It’s not an obsession of mine (daydreaming about being really really rich) but I used to walk around the Frick Museum on Fifth Avenue — once the private home of Henry Clay Frick — trying to imagine what it must have been like to call this mansion home.
That’s why I’ve been intrigued in the past year by the death of Huguette Clark, the reclusive copper heiress, who died last summer at the age of 104. She owned three apartments in one of New York’s most exclusive buildings, 907 Fifth Avenue at 72nd Street.
Now the three apartments she owned there are up for sale at the bargain basement prices of $12 million, $19 million and $24 million each. Each one has about 5,000 square feet but the smallest and cheapest does not have views of the park.

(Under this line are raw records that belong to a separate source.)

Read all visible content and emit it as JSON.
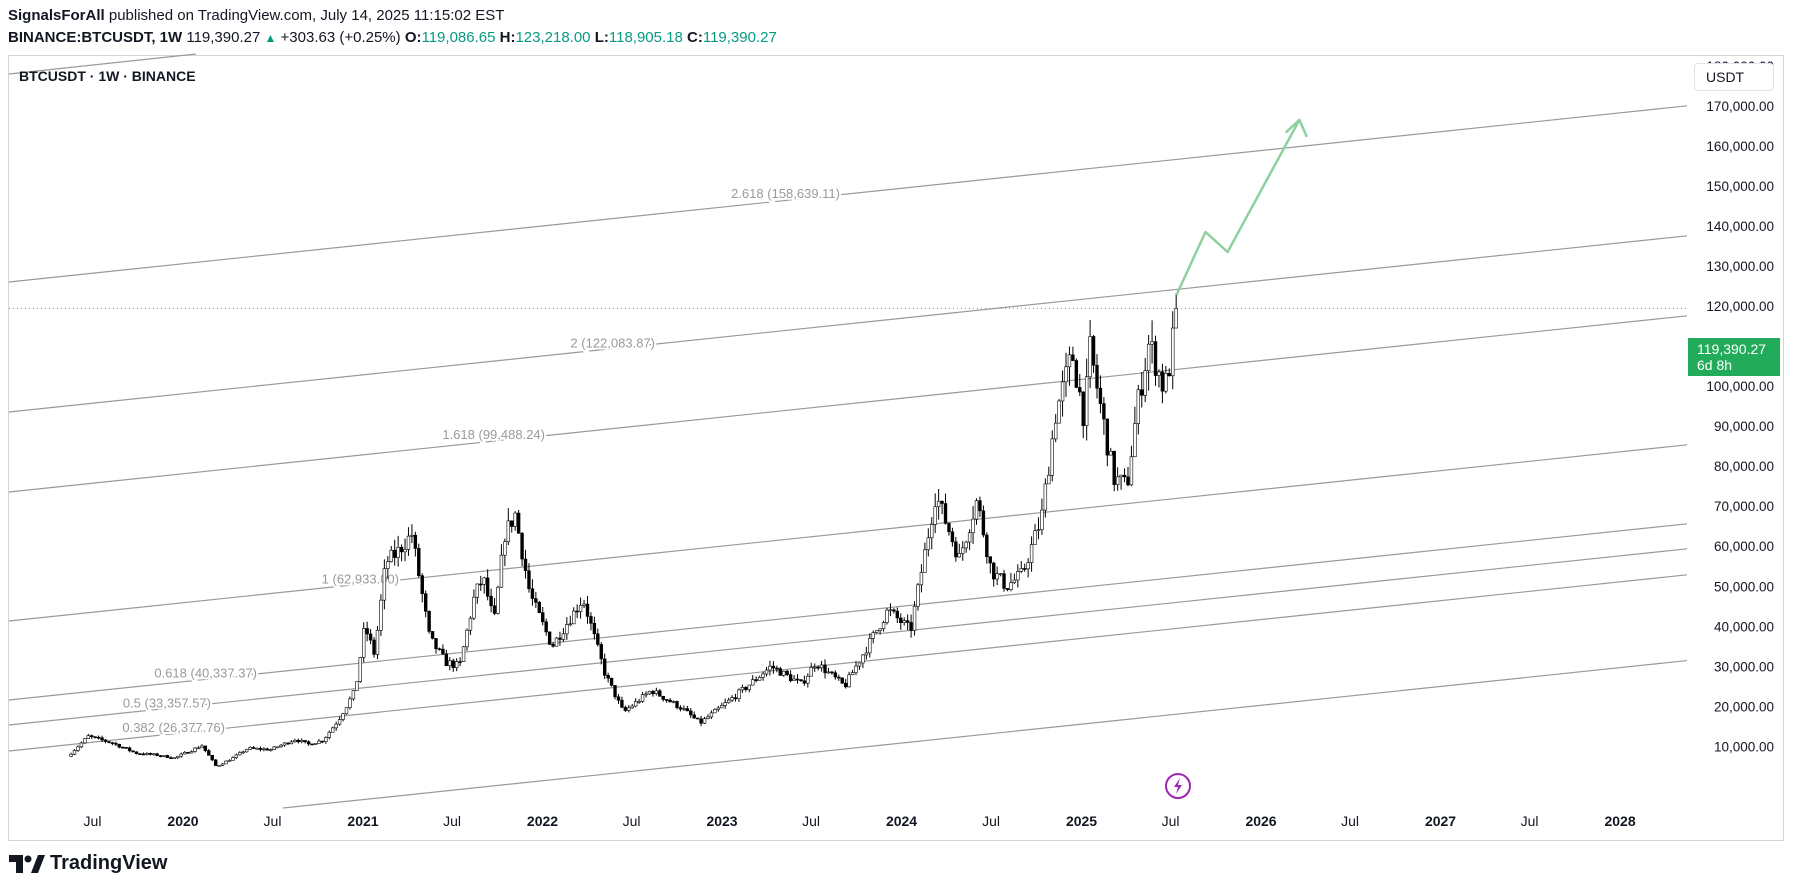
{
  "header": {
    "author": "SignalsForAll",
    "published": " published on TradingView.com, July 14, 2025 11:15:02 EST",
    "symbol_tf": "BINANCE:BTCUSDT, 1W",
    "last": "119,390.27",
    "change": "+303.63 (+0.25%)",
    "o_label": "O:",
    "o": "119,086.65",
    "h_label": "H:",
    "h": "123,218.00",
    "l_label": "L:",
    "l": "118,905.18",
    "c_label": "C:",
    "c": "119,390.27"
  },
  "legend_title": "BTCUSDT · 1W · BINANCE",
  "currency": "USDT",
  "price_tag": {
    "price": "119,390.27",
    "countdown": "6d 8h"
  },
  "footer": {
    "logo": "TradingView"
  },
  "colors": {
    "up": "#089981",
    "price_tag": "#22ab5a",
    "fib_line": "#9a9a9a",
    "projection": "#8fd19e",
    "lightning": "#9c27b0"
  },
  "icons": [
    "tradingview-logo-icon",
    "lightning-icon"
  ],
  "chart_data": {
    "type": "candlestick",
    "symbol": "BTCUSDT",
    "interval": "1W",
    "exchange": "BINANCE",
    "y_axis": {
      "side": "right",
      "ticks": [
        10000,
        20000,
        30000,
        40000,
        50000,
        60000,
        70000,
        80000,
        90000,
        100000,
        110000,
        120000,
        130000,
        140000,
        150000,
        160000,
        170000,
        180000
      ],
      "tick_labels": [
        "10,000.00",
        "20,000.00",
        "30,000.00",
        "40,000.00",
        "50,000.00",
        "60,000.00",
        "70,000.00",
        "80,000.00",
        "90,000.00",
        "100,000.00",
        "110,000.00",
        "120,000.00",
        "130,000.00",
        "140,000.00",
        "150,000.00",
        "160,000.00",
        "170,000.00",
        "180,000.00"
      ],
      "range": [
        4000,
        186000
      ]
    },
    "x_axis": {
      "range": [
        "2019-05-01",
        "2028-07-01"
      ],
      "ticks": [
        {
          "date": "2019-07-01",
          "label": "Jul"
        },
        {
          "date": "2020-01-01",
          "label": "2020"
        },
        {
          "date": "2020-07-01",
          "label": "Jul"
        },
        {
          "date": "2021-01-01",
          "label": "2021"
        },
        {
          "date": "2021-07-01",
          "label": "Jul"
        },
        {
          "date": "2022-01-01",
          "label": "2022"
        },
        {
          "date": "2022-07-01",
          "label": "Jul"
        },
        {
          "date": "2023-01-01",
          "label": "2023"
        },
        {
          "date": "2023-07-01",
          "label": "Jul"
        },
        {
          "date": "2024-01-01",
          "label": "2024"
        },
        {
          "date": "2024-07-01",
          "label": "Jul"
        },
        {
          "date": "2025-01-01",
          "label": "2025"
        },
        {
          "date": "2025-07-01",
          "label": "Jul"
        },
        {
          "date": "2026-01-01",
          "label": "2026"
        },
        {
          "date": "2026-07-01",
          "label": "Jul"
        },
        {
          "date": "2027-01-01",
          "label": "2027"
        },
        {
          "date": "2027-07-01",
          "label": "Jul"
        },
        {
          "date": "2028-01-01",
          "label": "2028"
        }
      ]
    },
    "price_path": [
      [
        "2019-05-15",
        7500
      ],
      [
        "2019-06-26",
        12500
      ],
      [
        "2019-08-15",
        10800
      ],
      [
        "2019-10-01",
        8300
      ],
      [
        "2019-11-15",
        7800
      ],
      [
        "2019-12-18",
        7100
      ],
      [
        "2020-02-12",
        10200
      ],
      [
        "2020-03-12",
        5000
      ],
      [
        "2020-04-15",
        7100
      ],
      [
        "2020-05-15",
        9500
      ],
      [
        "2020-07-01",
        9200
      ],
      [
        "2020-08-20",
        11800
      ],
      [
        "2020-09-15",
        10500
      ],
      [
        "2020-10-15",
        11500
      ],
      [
        "2020-11-15",
        16500
      ],
      [
        "2020-12-20",
        24000
      ],
      [
        "2021-01-08",
        40000
      ],
      [
        "2021-01-28",
        33000
      ],
      [
        "2021-02-20",
        56000
      ],
      [
        "2021-03-12",
        58000
      ],
      [
        "2021-04-14",
        63000
      ],
      [
        "2021-05-20",
        37000
      ],
      [
        "2021-06-22",
        31000
      ],
      [
        "2021-07-20",
        30000
      ],
      [
        "2021-08-20",
        48000
      ],
      [
        "2021-09-06",
        52000
      ],
      [
        "2021-09-28",
        41000
      ],
      [
        "2021-10-20",
        63000
      ],
      [
        "2021-11-10",
        68000
      ],
      [
        "2021-12-10",
        48000
      ],
      [
        "2022-01-24",
        35000
      ],
      [
        "2022-03-28",
        47000
      ],
      [
        "2022-05-12",
        28000
      ],
      [
        "2022-06-18",
        18500
      ],
      [
        "2022-08-14",
        24000
      ],
      [
        "2022-10-15",
        19500
      ],
      [
        "2022-11-21",
        15800
      ],
      [
        "2023-01-15",
        21000
      ],
      [
        "2023-02-20",
        24500
      ],
      [
        "2023-04-14",
        30000
      ],
      [
        "2023-06-15",
        25500
      ],
      [
        "2023-07-14",
        31000
      ],
      [
        "2023-09-11",
        25000
      ],
      [
        "2023-10-25",
        34500
      ],
      [
        "2023-12-08",
        44000
      ],
      [
        "2024-01-23",
        39000
      ],
      [
        "2024-03-14",
        73000
      ],
      [
        "2024-05-01",
        57000
      ],
      [
        "2024-06-06",
        71500
      ],
      [
        "2024-07-05",
        54000
      ],
      [
        "2024-08-05",
        50000
      ],
      [
        "2024-09-06",
        53000
      ],
      [
        "2024-10-15",
        67000
      ],
      [
        "2024-11-13",
        93000
      ],
      [
        "2024-12-17",
        108000
      ],
      [
        "2025-01-10",
        92000
      ],
      [
        "2025-01-22",
        109000
      ],
      [
        "2025-03-11",
        77000
      ],
      [
        "2025-04-07",
        75000
      ],
      [
        "2025-04-28",
        95000
      ],
      [
        "2025-05-22",
        111000
      ],
      [
        "2025-06-22",
        99000
      ],
      [
        "2025-07-07",
        108000
      ],
      [
        "2025-07-14",
        119390
      ]
    ],
    "fib_channel": {
      "levels": [
        {
          "label": "0.382 (26,377.76)"
        },
        {
          "label": "0.5 (33,357.57)"
        },
        {
          "label": "0.618 (40,337.37)"
        },
        {
          "label": "1 (62,933.00)"
        },
        {
          "label": "1.618 (99,488.24)"
        },
        {
          "label": "2 (122,083.87)"
        },
        {
          "label": "2.618 (158,639.11)"
        }
      ]
    },
    "projection_path": [
      [
        "2025-07-14",
        123000
      ],
      [
        "2025-09-10",
        138500
      ],
      [
        "2025-10-25",
        133500
      ],
      [
        "2026-03-20",
        166500
      ]
    ],
    "last_price": 119390.27,
    "grid": false,
    "legend": "top-left"
  }
}
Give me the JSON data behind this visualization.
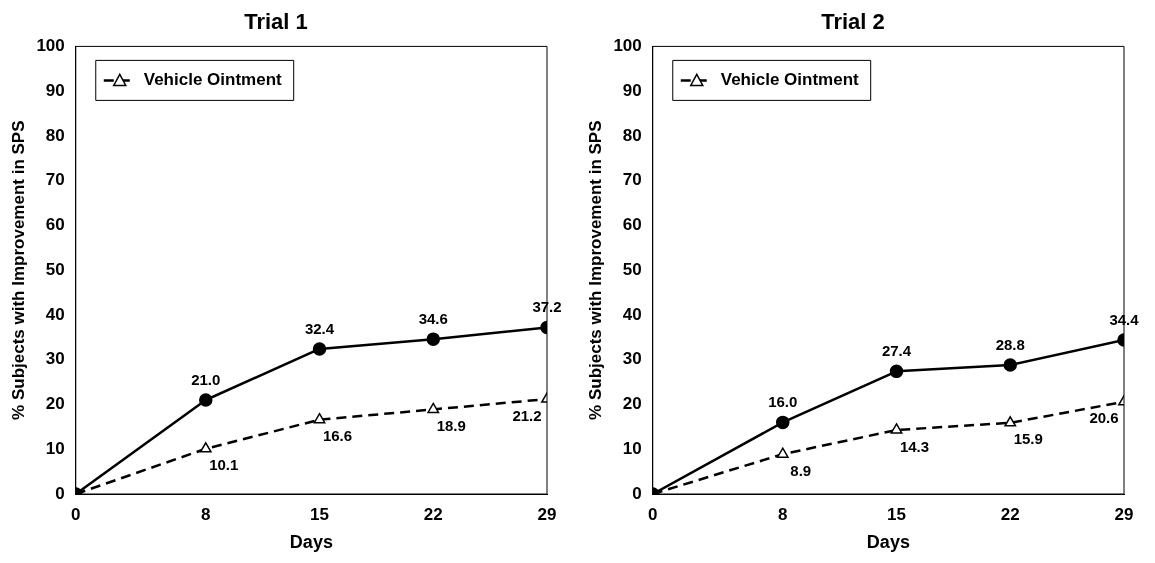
{
  "chart_data": [
    {
      "type": "line",
      "title": "Trial 1",
      "xlabel": "Days",
      "ylabel": "% Subjects with Improvement in SPS",
      "x": [
        0,
        8,
        15,
        22,
        29
      ],
      "xlim": [
        0,
        29
      ],
      "xticks": [
        0,
        8,
        15,
        22,
        29
      ],
      "ylim": [
        0,
        100
      ],
      "yticks": [
        0,
        10,
        20,
        30,
        40,
        50,
        60,
        70,
        80,
        90,
        100
      ],
      "grid": false,
      "legend": "top left",
      "series": [
        {
          "color": "#000000",
          "marker": "circle",
          "line_style": "solid",
          "values": [
            0,
            21.0,
            32.4,
            34.6,
            37.2
          ],
          "value_labels": [
            null,
            "21.0",
            "32.4",
            "34.6",
            "37.2"
          ]
        },
        {
          "name": "Vehicle Ointment",
          "color": "#000000",
          "marker": "triangle",
          "line_style": "dashed",
          "values": [
            0,
            10.1,
            16.6,
            18.9,
            21.2
          ],
          "value_labels": [
            null,
            "10.1",
            "16.6",
            "18.9",
            "21.2"
          ]
        }
      ]
    },
    {
      "type": "line",
      "title": "Trial 2",
      "xlabel": "Days",
      "ylabel": "% Subjects with Improvement in SPS",
      "x": [
        0,
        8,
        15,
        22,
        29
      ],
      "xlim": [
        0,
        29
      ],
      "xticks": [
        0,
        8,
        15,
        22,
        29
      ],
      "ylim": [
        0,
        100
      ],
      "yticks": [
        0,
        10,
        20,
        30,
        40,
        50,
        60,
        70,
        80,
        90,
        100
      ],
      "grid": false,
      "legend": "top left",
      "series": [
        {
          "color": "#000000",
          "marker": "circle",
          "line_style": "solid",
          "values": [
            0,
            16.0,
            27.4,
            28.8,
            34.4
          ],
          "value_labels": [
            null,
            "16.0",
            "27.4",
            "28.8",
            "34.4"
          ]
        },
        {
          "name": "Vehicle Ointment",
          "color": "#000000",
          "marker": "triangle",
          "line_style": "dashed",
          "values": [
            0,
            8.9,
            14.3,
            15.9,
            20.6
          ],
          "value_labels": [
            null,
            "8.9",
            "14.3",
            "15.9",
            "20.6"
          ]
        }
      ]
    }
  ]
}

Miss Clark, who never married and who spent her last years in a hospital room, had lived in the apartments since the 1920s and, according to Brown Harris Stevens, the realtor selling these beauties, the apartments look virtually untouched.
To enter this apartment is to be transported back to another era. Mrs. Clark resided here from the 1920’s and it is believed that many of the rooms embellished with ornate moldings were designed at that time by French & Company in the Louis XVI style. The apartment stretches the full length of the Fifth Avenue facade of the building, offering over 100 feet of frontage on the Avenue and exceptional views of Central Park and the West Side skyline. Light streams through the nine oversized windows on the Fifth Avenue exposure.
I would love to get a look inside (here are the floor plans) but, so far, have been told only qualified buyers are eligible, and I happen to be more than a few million short this week. But who knows? Maybe it will be opened up to a press tour and I’ll get in or some kindly billionaire will read this post and have me along.
As if. I’m still trying to get into the Dakota Apartments, where Yoko Ono still lives, but I’ve not been lucky there either. I’m still trying but, till then, The Frick Museum will have to suffice.